Así pues, la “salsa” como la “chicha” han expandido sus dominios en vastos territorios del mundo. Especialmente entre la juventud, cumpliendo ambas una función integradora. Los criollos en EEUU y los andinos en Lima han puesto en relieve dos influencias fundamentales: lo afro-cubano y lo inca. Y en la música que las expresa, dos instrumentos destacan: tambores en la salsa, cuerdas en la chicha. Pero en el fondo de estas corrientes musicales aparecen los mismos migrantes signados por diferentes aventuras: la vida en la tierra prometida.
En ambas corrientes, canta este migrante desde su óptica de su ilusión primera, de aquella que no consigue encontrarse con la realidad. Entonces, es la desazón cotidiana, la adversidad a que los somete una decadencia ajena, los infinitos roles que se ve obligado a asumir, y con el resto de una robusta fe, la conciencia optimista de deber ocupar un rol principal en la tierra negada, jugarse el pellejo y construir el futuro. Y todo bajo acordes que nos atraviesan de punta a punta y en el torrente mismo de la sangre, nos devuelven a la danza, integrándonos al mundo y a la vida.

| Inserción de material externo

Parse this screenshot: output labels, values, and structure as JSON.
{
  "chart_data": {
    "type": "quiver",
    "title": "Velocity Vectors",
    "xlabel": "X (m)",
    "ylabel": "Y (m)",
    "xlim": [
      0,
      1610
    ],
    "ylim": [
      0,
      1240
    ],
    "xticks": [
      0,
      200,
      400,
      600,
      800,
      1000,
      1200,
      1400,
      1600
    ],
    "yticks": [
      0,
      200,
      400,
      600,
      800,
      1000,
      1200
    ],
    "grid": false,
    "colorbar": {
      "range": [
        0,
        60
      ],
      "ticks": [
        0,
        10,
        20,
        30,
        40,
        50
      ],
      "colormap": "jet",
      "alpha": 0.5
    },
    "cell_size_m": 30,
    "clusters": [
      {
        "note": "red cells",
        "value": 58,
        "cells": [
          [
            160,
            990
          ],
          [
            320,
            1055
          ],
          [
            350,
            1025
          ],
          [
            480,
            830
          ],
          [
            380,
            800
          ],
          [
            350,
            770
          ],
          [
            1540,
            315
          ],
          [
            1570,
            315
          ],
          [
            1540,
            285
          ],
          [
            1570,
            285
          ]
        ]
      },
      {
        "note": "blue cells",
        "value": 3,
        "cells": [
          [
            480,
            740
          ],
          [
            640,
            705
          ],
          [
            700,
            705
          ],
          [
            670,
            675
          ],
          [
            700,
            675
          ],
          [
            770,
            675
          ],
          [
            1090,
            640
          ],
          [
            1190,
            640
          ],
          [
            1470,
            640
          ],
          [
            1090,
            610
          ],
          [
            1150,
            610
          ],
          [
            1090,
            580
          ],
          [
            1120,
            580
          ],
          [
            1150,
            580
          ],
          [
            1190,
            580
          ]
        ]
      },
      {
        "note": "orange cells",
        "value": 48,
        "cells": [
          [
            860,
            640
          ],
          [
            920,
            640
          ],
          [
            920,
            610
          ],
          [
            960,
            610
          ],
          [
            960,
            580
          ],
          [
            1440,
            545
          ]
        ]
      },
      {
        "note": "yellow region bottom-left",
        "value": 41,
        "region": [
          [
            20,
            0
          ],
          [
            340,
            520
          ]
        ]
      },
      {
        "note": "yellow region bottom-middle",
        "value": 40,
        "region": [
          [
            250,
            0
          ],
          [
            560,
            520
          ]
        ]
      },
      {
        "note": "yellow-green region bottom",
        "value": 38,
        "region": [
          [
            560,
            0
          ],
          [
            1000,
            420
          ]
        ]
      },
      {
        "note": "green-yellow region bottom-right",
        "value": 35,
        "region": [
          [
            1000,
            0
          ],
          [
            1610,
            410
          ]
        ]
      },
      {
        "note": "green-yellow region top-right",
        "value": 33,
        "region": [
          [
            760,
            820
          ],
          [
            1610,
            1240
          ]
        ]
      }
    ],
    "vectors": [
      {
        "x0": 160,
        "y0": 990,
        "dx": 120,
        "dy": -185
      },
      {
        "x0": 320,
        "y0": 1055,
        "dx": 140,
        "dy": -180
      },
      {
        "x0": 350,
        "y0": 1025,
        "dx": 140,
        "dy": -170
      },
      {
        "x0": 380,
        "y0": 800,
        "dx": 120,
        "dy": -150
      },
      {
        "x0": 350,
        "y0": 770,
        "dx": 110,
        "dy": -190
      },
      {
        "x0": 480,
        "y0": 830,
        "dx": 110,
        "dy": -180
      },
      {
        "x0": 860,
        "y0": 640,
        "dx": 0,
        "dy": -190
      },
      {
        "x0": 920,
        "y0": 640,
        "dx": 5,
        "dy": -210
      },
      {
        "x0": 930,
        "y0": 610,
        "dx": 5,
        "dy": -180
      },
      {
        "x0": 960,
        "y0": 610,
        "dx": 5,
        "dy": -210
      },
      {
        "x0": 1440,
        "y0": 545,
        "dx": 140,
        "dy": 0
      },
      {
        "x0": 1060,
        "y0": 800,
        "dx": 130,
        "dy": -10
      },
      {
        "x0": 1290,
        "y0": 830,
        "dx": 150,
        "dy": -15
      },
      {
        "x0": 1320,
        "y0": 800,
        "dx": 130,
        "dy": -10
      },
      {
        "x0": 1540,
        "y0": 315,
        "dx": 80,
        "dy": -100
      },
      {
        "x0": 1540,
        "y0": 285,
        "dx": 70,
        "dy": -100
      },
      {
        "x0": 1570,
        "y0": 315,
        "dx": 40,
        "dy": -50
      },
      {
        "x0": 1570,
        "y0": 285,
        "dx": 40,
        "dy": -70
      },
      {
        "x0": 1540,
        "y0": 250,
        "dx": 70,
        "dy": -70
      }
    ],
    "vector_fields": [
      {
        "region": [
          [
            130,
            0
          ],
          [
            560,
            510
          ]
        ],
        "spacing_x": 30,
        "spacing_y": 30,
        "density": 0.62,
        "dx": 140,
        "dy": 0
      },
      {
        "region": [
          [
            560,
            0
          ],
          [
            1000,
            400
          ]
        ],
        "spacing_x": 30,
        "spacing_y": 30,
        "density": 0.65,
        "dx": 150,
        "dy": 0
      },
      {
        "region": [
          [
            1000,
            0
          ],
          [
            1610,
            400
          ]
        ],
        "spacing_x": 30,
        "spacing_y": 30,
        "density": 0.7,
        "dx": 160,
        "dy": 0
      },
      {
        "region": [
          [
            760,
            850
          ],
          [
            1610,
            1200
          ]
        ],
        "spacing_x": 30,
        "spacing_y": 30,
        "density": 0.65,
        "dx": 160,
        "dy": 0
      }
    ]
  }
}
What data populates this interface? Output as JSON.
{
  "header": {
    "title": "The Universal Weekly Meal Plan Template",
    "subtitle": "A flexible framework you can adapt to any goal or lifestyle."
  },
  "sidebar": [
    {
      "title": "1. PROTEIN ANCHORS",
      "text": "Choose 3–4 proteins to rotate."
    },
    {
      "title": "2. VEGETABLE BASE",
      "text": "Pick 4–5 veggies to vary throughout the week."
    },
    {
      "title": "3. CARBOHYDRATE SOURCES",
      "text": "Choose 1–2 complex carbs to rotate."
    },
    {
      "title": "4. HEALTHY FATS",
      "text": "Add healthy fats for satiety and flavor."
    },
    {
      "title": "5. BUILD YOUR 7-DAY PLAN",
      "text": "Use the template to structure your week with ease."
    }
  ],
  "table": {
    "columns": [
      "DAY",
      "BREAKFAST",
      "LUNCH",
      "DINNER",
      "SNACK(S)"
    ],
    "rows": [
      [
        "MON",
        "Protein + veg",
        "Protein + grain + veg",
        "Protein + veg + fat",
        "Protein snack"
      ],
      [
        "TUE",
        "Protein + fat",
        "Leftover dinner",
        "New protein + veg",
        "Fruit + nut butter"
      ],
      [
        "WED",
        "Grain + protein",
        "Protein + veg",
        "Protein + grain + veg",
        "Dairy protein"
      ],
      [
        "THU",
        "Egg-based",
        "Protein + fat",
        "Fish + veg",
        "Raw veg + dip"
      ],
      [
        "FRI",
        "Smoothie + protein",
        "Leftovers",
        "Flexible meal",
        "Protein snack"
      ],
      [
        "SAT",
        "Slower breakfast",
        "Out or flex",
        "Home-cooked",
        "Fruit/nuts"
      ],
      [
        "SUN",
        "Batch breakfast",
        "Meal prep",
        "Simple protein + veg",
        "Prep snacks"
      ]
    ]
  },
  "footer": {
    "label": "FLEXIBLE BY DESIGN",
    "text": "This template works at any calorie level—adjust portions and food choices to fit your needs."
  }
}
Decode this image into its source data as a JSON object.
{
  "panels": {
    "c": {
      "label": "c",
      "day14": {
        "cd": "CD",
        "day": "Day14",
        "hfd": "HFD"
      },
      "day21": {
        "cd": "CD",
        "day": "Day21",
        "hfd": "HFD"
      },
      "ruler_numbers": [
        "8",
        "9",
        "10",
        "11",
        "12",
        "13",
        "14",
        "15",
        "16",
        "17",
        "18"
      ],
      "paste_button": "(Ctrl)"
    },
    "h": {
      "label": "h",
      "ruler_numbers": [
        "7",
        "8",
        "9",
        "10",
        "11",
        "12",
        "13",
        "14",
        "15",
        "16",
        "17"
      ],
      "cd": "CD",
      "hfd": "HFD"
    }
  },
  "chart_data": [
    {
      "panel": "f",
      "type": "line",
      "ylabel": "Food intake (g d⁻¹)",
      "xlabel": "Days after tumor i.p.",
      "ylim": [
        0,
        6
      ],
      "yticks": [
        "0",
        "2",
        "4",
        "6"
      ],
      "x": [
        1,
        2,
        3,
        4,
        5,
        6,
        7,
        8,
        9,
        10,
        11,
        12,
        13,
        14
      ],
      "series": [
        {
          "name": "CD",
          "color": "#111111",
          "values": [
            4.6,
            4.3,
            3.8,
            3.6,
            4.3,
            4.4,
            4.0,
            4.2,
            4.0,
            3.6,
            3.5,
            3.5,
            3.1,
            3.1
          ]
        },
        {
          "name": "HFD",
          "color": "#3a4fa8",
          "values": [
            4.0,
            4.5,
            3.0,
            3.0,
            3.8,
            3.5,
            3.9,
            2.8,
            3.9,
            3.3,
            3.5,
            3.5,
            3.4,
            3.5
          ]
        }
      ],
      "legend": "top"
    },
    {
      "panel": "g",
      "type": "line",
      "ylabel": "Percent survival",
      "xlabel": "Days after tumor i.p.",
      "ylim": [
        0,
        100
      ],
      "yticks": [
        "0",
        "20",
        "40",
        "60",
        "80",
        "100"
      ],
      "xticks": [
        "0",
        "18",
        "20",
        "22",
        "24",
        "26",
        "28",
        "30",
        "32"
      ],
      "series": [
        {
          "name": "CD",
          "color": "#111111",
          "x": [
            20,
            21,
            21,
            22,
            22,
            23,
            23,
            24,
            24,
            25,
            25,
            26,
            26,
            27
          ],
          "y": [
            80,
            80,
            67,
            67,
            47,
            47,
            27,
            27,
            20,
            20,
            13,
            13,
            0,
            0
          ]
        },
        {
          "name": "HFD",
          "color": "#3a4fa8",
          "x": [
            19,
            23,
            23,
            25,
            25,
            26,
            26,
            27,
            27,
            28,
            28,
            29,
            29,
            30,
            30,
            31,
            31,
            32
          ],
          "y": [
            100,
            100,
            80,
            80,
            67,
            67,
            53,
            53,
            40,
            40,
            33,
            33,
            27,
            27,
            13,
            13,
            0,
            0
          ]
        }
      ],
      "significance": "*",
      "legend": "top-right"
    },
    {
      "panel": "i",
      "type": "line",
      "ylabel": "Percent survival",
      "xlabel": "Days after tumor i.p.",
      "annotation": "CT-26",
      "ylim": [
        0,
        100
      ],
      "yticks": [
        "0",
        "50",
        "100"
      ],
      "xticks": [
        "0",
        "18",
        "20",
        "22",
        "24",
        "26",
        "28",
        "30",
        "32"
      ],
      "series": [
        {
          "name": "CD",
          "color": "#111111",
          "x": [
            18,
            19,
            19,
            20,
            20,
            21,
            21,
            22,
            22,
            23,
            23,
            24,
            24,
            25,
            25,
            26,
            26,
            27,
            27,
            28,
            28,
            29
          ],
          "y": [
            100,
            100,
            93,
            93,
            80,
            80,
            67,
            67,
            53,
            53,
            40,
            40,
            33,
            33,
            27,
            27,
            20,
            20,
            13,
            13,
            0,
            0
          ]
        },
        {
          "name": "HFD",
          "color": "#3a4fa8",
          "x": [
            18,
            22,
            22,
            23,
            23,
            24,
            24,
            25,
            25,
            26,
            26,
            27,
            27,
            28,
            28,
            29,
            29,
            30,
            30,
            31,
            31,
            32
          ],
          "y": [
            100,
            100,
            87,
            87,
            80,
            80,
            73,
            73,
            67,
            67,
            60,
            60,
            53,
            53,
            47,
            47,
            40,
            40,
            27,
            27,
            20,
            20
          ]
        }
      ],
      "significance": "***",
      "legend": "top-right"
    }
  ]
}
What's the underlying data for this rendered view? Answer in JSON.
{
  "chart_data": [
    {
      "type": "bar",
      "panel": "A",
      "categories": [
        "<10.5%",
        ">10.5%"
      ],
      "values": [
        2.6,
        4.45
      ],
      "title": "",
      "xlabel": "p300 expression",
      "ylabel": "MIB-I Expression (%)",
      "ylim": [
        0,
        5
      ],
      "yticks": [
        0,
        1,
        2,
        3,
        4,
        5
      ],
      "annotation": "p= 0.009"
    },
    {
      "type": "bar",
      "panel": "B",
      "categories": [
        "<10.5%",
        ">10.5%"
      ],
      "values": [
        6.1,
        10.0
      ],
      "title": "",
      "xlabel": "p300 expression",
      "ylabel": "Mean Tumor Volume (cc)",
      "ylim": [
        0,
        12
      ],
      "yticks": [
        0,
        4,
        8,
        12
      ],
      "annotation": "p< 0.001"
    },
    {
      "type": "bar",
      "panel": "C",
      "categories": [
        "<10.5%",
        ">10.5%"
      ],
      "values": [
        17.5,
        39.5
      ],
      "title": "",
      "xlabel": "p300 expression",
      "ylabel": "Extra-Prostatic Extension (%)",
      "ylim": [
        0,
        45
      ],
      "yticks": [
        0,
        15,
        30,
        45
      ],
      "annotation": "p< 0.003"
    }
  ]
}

Sin duda alguna, aparte de los movimientos musicales que motiva la angustia de la descomposición, estas corrientes del espíritu movilizan grandes masas del público peruano y reflejan, como todo verdadero acto cultural y artístico, los sucesos de una sociedad cuyos elementos pugnan por mestizarse de verdad. Esta circunstancia, evidente e innegable hace bastante tiempo, ha sido recientemente aprovechada por la nueva administración del Instituto Nacional de Cultura quienes propiciaron un homenaje al músico peruano (que merece 800 veces más que un simple reconocimiento) en el que la fecha de encuentro y discusión de lo que es “chicha”, de lo que es “salsa” fue prácticamente la más concurrida y saludada, y donde lo único que quedó en claro, como en todo fórum sobre arte, fue que ambas formas musicales tienen la simpatía popular, aún cuando una se origina y fecunda en EEUU y Centroamérica, y la otra, aquí nomás, en la esquina.
Sin embargo, esta disyuntiva es, a nuestro profano parecer, absolutamente artificial pues la música es la música, y salvo en el plano de lo real, la mejor arma es una buena canción que por la oreja llegue a la sangre de su oyente, sobretodo si se tiene en cuenta que los tambores del corazón y las cuerdas de la conciencia hace tiempo en este país están reclamando una música auténticamente nacional.
Pero también valdría reconocer que, efectivamente, la chicha está necesitando un poeta. Alguien que goce y sufra esta nueva música, un compositor que enfoque a partir de su sensibilidad la sociedad, y no a la inversa: el esquema y la generalización son veredas demasiado trajinadas por los políticos de profesión, y también por los aficionados,  como bien lo sabe ese poeta que está más seguro que nosotros del lugar que le corresponde. Sólo él (quizá ellos) y sobretodo en un género donde el bicho de la creación colectiva no ha logrado despersonalizar el sustrato humano del fenómeno artístico, puede contribuir a superar los actuales límites de la chicha y referirse con propiedad a la gesta nacional desde su particular punto de vista, allí donde converge la historia y la imaginación. Ya después vendrá la ópera (y ojalá que allí nos encontremos).